Retrieve sample dataset from INSEE (filter VAR departement)

[2]:
URL = "https://www.insee.fr/fr/statistiques/fichier/4176290/Filosofi2015_carreaux_200m_csv.zip"

def _download_data_var_departement(url):

    try:
        # Note: the dataset will be cached on your local disk at first download
        return pd.read_parquet("poverty_marseille.parquet")
    except FileNotFoundError:
        pass

    with warnings.catch_warnings():
        warnings.simplefilter(
            "ignore", urllib3.exceptions.InsecureRequestWarning
        )

        results = requests.get(url, verify=False)
    obj = io.BytesIO(results.content)

    with zipfile.ZipFile(obj, "r") as zip_ref:
        sevenfile = zip_ref.namelist()[0]
        obj = io.BytesIO(zip_ref.read(sevenfile))

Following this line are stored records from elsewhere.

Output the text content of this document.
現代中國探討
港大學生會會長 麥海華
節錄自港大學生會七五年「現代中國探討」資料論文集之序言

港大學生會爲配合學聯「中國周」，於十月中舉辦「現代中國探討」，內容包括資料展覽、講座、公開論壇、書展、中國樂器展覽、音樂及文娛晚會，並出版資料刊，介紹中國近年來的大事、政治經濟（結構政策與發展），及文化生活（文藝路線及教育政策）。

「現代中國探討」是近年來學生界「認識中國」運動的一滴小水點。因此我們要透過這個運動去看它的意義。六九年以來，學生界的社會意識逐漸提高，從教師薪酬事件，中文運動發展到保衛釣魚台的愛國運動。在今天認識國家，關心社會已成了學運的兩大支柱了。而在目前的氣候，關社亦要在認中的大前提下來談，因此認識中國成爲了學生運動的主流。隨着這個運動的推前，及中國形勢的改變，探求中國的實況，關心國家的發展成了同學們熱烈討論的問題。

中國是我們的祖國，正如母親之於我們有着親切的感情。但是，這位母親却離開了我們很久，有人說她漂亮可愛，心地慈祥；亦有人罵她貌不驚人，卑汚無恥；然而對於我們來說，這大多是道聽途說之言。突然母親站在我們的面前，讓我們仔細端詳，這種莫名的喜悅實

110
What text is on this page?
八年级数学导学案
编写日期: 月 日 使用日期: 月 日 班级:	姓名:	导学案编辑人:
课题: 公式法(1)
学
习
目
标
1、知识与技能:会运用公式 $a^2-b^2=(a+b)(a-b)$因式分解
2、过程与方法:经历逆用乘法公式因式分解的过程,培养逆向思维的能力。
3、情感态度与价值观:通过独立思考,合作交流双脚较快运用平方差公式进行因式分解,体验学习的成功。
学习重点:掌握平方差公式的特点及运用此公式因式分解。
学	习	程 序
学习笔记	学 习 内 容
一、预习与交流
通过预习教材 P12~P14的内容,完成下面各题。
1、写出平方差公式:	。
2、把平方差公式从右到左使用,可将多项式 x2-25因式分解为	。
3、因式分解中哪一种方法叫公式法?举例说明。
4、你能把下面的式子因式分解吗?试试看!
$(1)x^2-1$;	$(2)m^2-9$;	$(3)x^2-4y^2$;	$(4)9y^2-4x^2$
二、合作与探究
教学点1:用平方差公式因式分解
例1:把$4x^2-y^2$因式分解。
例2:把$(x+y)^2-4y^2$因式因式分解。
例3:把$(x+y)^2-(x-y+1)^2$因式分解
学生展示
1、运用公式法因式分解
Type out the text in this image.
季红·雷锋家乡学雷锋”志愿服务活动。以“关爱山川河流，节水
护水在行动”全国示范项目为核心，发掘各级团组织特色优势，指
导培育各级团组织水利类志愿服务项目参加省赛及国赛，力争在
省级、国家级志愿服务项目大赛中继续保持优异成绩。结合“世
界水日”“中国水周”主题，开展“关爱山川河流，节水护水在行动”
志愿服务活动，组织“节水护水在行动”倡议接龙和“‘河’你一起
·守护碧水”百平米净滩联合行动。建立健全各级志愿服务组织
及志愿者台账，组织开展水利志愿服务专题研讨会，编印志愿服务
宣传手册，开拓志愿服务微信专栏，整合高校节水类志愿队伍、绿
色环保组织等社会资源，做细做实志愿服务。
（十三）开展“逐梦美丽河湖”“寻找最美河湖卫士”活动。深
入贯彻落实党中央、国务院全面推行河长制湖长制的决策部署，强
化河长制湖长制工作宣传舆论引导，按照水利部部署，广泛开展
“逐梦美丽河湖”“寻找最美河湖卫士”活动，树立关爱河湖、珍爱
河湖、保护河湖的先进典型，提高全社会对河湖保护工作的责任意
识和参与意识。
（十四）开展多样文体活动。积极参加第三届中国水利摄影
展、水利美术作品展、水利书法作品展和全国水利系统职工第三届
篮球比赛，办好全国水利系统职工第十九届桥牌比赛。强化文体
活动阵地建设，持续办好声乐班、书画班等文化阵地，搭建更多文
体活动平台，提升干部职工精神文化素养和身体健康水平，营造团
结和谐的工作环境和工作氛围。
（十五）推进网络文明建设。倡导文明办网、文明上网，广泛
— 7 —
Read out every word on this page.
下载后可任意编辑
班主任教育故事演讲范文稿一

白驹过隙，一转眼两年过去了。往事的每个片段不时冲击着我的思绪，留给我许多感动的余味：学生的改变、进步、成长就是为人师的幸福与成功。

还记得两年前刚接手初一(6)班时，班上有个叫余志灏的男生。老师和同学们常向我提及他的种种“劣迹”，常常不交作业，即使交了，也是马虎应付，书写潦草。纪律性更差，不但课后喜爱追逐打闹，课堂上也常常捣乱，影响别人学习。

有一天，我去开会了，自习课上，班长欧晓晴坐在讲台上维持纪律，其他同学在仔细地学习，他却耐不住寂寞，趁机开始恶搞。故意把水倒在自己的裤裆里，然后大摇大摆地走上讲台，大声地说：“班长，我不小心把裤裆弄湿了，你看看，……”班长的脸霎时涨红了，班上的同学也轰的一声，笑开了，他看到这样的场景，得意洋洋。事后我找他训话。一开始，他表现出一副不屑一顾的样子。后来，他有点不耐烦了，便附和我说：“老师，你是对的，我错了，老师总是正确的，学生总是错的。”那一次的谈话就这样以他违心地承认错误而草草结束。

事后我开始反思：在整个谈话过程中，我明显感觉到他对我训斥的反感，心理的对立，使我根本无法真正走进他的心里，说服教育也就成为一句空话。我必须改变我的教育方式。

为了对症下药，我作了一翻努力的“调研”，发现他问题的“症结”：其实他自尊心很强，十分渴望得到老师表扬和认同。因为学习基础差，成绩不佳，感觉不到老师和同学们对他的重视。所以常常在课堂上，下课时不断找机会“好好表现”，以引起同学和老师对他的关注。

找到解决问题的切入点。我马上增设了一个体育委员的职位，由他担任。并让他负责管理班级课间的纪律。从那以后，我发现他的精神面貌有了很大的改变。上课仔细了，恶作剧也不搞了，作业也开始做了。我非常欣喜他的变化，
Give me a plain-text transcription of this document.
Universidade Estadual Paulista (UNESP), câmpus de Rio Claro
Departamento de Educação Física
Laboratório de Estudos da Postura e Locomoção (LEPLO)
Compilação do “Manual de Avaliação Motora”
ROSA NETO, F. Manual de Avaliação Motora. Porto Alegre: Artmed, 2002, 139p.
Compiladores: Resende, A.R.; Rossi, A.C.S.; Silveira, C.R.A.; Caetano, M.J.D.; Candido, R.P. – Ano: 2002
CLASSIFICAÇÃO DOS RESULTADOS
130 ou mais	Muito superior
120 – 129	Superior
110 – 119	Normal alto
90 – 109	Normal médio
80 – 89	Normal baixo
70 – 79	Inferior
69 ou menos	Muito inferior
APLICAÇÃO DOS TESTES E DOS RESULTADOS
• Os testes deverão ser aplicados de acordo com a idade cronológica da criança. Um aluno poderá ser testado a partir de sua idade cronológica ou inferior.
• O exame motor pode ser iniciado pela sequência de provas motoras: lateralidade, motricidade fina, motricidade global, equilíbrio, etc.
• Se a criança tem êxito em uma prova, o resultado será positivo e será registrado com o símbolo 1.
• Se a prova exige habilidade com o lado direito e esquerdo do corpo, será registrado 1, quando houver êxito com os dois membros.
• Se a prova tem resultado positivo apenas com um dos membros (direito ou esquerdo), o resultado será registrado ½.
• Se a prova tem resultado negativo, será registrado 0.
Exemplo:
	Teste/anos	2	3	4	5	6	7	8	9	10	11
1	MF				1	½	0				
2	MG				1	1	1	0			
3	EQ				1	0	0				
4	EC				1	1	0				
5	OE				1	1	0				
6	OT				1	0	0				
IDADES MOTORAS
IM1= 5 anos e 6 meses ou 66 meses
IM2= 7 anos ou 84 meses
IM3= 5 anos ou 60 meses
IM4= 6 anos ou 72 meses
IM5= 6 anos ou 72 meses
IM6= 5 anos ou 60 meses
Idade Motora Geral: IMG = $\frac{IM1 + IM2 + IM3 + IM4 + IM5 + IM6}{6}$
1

    with py7zr.SevenZipFile(obj, mode="r") as z:
        file = [
            f for f in z.list() if re.match(".*metropole.csv$", f.filename)
        ]
        file = file[0]
        with z.read([file.filename])[file.filename] as f:
            obj = io.BytesIO(f.read())

    data = pd.read_csv(obj, dtype="str", sep=",")

    # filter data on Var departement
    data13 = (
        data[data.Depcom.str.contains("^13")].reset_index(drop=True).copy()
    )

    data13.to_parquet("poverty_marseille.parquet")

    return data13


data = _download_data_var_departement(URL)

make geographical squares and construct GeoDataFrame

[3]:
# Extract latitude and longitude from data
geoms = data["IdINSPIRE"].str.extractall("^CRS3035RES200mN(?P<lat>[0-9]+)E(?P<lon>[0-9]+)$")

# construct squares using translations
sideLength=200
north_west = geopandas.GeoSeries(geopandas.points_from_xy(x=geoms["lon"], y=geoms["lat"]), crs=3035)
north_east = north_west.translate(xoff=sideLength, yoff=0)
south_east = north_east.translate(xoff=0, yoff=-sideLength)
south_west = south_east.translate(xoff=-sideLength, yoff=0)
geoms = geopandas.pd.concat([north_west, north_east, south_east, south_west], axis=1).apply(Polygon, axis=1)
geoms.name = "geometry"

# join to initial data
data = geopandas.GeoDataFrame(data.join(geoms), crs=3035)

download geographical data from IGN API using pynsee

[4]:
arr = get_geodata(
    "ADMINEXPRESS-COG-CARTO.LATEST:arrondissement_municipal", crs="EPSG:3035"
)

# filter geographical limits of Marseille city
marseille = arr[arr.nom.str.contains("Marseille")]
geoMarseille = marseille.geometry.union_all()
marseilleMap = geopandas.GeoDataFrame(marseille, crs=3035)

compute percentage of poor households for each 200m square

[5]:
# filter dataset on Marseill city

data["check_marseille"] = data.intersects(geoMarseille)
dataMarseille = data[data["check_marseille"]].reset_index(drop=True)

# compute percentage of poor households for each 200m square
cols = ["Men_pauv", "Men"]
dataMarseille[cols] = dataMarseille[cols].apply(pd.to_numeric, errors="coerce")
dataMarseille["Men_pauv_pct"] = (
    dataMarseille["Men_pauv"] / dataMarseille["Men"] * 100
)

make plot

[6]:
# make plot
ax = dataMarseille.plot(
    column="Men_pauv_pct",
    cmap=cm.viridis,
    legend=True,
    legend_kwds={"shrink": 0.5},
    figsize=(15, 15),
)
marseilleMap.plot(ax=ax, edgecolor="red", color="none")
ax.set_axis_off()
plt.suptitle("Poverty in Marseille in 2015", y=0.85, fontweight="bold")
plt.title(
    "percentage of poor households on a 200m-square grid", size=11, x=0.6
)
plt.show()
../_images/examples_example_poverty_marseille_12_0.png